Josh Wigler of The Hollywood Reporter called it "one of the most consistently exhilarating seasons in recent memory" and "one of the most exciting iterations of the CBS reality franchise", adding,"Years from now, when Survivor fans look back on the events of David vs. Goliath, a slew of memories are likely to come to mind: the season-opening medical evacuation, Natalie Napalm and 'Jacketgate,' just to name a few." In an article published two thirds into the season, Dalton Ross of Entertainment Weekly claimed that while "[not] every episode this season has been A+++", "every episode has had something. Every episode has earned its keep. Every episode has felt like it is moving the story forward. Yes, the cast is better, but the editing and the storytelling have been better as well." Ross ranked David vs. Goliath as the fifth-best season of the series, only behind Borneo and Micronesia (tied for first), Heroes vs. Villains, and Cagayan. After the ninth episode, FanSided stated, "Let's be thankful for just how great the season has gone." Lauren Piester of E! called David vs. Goliath "One of the best seasons of Survivor ever". In 2020, "Purple Rock Podcast" ranked this season 12th out of 40 due to the casting and great gameplay. Later in the year, Inside Survivor ranked this season 5th out of 40 saying "It's not just one of the best seasons of recent memory; it's also rightfully placed as one of the greatest of all time." In 2021, Rob Has a Podcast ranked David vs. Goliath 6th during the Survivor All-Time Top 40 Rankings podcast. In 2024, Nick Caruso of TVLine ranked this season 5th out of 47.

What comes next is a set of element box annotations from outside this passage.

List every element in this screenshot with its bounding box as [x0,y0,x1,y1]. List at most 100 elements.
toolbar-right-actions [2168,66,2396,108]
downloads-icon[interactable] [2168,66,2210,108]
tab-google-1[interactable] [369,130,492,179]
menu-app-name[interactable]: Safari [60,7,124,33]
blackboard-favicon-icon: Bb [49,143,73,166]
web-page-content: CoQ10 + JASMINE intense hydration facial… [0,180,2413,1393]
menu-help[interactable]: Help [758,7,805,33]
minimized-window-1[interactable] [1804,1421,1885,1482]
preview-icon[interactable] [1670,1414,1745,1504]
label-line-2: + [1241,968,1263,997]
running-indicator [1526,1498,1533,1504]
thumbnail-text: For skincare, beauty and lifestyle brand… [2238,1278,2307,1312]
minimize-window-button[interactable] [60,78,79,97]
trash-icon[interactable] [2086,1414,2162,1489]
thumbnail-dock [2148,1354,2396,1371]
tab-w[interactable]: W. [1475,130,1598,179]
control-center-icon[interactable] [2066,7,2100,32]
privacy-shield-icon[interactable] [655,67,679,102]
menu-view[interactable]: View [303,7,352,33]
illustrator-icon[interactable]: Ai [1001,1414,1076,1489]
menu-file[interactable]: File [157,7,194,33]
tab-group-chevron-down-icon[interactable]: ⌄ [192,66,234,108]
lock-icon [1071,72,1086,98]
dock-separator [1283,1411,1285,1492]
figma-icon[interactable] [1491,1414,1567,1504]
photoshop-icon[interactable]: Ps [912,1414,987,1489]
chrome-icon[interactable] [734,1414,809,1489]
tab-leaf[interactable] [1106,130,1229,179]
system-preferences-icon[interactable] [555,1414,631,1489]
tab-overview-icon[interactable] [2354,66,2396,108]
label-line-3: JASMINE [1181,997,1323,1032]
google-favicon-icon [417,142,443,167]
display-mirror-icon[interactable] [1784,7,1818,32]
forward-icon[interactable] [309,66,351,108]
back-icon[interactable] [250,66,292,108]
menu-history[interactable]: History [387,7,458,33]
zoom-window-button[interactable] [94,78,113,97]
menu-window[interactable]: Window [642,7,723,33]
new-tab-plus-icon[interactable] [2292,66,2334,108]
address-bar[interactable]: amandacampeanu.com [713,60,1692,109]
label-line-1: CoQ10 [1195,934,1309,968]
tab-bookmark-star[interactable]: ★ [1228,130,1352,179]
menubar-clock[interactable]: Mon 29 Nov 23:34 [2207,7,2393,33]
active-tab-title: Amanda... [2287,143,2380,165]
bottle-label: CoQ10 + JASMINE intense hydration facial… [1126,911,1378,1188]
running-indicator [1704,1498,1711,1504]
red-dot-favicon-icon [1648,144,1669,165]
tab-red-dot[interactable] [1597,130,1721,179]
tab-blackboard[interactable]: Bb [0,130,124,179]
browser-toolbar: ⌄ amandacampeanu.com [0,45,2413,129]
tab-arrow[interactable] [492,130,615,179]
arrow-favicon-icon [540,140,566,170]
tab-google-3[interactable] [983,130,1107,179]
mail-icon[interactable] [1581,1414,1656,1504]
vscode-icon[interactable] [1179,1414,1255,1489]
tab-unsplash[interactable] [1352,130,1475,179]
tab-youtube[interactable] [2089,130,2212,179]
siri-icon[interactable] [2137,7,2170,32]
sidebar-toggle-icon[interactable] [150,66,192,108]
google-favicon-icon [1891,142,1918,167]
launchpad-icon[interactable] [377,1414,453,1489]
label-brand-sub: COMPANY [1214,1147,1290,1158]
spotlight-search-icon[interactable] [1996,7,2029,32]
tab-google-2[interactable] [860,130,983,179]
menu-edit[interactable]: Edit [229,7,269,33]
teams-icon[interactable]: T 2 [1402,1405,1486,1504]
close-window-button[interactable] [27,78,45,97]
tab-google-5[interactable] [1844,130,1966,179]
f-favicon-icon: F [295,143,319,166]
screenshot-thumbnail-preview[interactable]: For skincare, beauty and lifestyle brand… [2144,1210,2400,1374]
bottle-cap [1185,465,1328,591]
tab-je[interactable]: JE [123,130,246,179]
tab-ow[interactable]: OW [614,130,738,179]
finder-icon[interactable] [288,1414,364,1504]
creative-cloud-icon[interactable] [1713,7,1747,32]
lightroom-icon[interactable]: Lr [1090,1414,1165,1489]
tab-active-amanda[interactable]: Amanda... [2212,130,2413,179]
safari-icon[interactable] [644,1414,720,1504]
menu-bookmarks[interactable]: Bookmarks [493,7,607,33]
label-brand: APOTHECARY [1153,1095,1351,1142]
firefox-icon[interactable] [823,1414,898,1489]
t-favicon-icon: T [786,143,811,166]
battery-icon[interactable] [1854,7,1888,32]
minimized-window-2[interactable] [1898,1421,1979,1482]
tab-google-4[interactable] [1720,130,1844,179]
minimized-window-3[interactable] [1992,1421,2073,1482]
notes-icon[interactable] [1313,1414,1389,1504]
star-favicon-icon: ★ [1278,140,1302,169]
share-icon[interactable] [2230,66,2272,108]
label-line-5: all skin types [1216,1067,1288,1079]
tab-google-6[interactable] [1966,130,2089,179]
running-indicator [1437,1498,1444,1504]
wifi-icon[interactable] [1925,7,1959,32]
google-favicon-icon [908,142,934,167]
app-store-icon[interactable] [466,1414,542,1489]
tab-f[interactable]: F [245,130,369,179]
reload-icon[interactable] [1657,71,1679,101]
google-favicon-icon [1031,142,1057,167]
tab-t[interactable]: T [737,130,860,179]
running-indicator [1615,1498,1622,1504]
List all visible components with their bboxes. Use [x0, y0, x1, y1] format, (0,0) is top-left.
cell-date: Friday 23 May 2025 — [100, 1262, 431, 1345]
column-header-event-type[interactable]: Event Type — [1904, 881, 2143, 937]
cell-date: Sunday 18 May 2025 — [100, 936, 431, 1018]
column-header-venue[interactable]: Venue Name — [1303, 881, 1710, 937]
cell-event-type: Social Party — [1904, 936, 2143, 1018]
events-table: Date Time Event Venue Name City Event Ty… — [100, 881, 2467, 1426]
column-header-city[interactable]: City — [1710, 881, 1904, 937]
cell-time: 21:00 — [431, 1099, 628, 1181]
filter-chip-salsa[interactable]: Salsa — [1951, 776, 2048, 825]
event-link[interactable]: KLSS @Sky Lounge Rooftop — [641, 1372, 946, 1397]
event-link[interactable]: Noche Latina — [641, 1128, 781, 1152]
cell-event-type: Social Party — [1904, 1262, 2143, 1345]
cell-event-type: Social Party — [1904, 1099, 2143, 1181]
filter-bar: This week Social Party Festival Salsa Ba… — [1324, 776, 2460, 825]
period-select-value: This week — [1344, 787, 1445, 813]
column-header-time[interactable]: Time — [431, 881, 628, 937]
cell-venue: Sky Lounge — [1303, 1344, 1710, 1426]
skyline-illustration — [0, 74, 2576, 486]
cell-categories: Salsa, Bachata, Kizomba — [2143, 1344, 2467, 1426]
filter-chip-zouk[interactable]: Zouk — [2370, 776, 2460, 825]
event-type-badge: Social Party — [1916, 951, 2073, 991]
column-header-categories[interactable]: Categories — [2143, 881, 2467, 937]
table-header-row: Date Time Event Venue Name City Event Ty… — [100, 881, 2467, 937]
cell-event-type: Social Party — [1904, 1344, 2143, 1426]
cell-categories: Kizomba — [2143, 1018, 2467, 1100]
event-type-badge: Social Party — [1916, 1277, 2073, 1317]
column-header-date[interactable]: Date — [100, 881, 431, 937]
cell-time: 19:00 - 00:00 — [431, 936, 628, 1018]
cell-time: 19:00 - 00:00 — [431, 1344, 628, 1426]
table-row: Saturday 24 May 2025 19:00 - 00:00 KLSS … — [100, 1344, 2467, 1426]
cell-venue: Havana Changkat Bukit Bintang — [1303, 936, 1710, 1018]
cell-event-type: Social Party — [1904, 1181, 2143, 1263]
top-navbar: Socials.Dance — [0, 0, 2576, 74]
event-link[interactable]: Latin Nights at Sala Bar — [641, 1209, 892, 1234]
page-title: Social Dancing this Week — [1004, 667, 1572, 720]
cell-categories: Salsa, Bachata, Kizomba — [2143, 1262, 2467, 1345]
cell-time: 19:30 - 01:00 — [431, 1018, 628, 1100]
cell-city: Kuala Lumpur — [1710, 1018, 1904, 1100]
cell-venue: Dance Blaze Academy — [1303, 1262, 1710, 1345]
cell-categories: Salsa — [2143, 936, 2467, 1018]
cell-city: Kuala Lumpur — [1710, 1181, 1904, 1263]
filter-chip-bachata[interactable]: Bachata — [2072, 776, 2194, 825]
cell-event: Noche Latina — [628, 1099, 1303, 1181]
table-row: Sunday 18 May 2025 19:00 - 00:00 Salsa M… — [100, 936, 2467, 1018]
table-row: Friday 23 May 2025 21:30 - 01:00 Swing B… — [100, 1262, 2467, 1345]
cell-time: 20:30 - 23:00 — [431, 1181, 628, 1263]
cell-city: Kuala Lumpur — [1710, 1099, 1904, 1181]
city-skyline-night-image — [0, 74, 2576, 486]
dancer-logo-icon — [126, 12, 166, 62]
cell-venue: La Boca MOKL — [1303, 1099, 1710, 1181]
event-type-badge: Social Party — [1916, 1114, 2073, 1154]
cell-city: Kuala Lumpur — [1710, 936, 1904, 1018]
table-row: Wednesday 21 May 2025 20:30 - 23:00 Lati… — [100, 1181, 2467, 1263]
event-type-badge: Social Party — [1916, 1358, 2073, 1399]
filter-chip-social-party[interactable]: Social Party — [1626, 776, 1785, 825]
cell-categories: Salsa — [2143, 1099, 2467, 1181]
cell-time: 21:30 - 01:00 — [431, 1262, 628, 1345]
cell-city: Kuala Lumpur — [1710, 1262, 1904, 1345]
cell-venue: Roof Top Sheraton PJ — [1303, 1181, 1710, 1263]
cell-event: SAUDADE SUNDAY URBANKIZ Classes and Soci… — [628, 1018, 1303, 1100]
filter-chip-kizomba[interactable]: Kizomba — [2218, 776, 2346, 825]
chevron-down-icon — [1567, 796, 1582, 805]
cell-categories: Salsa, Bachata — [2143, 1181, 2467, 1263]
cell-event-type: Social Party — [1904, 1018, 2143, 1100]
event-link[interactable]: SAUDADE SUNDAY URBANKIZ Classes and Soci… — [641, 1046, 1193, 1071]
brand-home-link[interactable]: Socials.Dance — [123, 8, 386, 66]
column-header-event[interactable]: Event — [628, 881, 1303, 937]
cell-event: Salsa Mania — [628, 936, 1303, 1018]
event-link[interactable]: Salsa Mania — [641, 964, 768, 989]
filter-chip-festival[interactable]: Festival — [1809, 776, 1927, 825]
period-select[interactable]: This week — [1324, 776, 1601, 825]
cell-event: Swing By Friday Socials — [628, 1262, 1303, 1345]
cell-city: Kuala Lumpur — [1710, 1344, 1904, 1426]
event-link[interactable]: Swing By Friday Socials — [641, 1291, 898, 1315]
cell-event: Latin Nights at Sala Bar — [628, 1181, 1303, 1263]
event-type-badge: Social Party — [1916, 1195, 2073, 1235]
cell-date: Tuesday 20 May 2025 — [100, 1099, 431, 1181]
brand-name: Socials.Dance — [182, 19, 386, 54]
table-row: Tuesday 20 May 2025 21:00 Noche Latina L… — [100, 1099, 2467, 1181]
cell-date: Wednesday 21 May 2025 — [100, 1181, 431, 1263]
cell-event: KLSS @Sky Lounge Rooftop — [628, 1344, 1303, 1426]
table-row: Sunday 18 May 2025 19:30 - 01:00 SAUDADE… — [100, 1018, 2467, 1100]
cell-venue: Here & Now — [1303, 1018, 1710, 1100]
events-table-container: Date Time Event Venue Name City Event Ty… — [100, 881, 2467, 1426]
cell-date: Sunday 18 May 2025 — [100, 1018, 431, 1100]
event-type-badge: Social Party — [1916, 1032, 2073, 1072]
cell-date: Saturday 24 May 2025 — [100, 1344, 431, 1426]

In an interview in November 2018, Jeff Probst acknowledged the cast of David vs. Goliath as "one of the best groups we've ever had." He also highly praised the Tribal Councils in episodes eight and nine, calling the first "a total shocker and a brilliant move" and the second "a historic Survivor moment" and "all we could have ever dared dream when we put the Nullifier into this season."

==Controversy==
Before the cast for the season was announced, contestant Alec Merlino posted a picture on Instagram with fellow contestant Kara Kay captioned: "Fuck it". This violated the non-disclosure agreements contestants signed before filming, which said they could not follow each other on social media or post photos together. As a result, he was banned from the reunion and his absence was not addressed during it.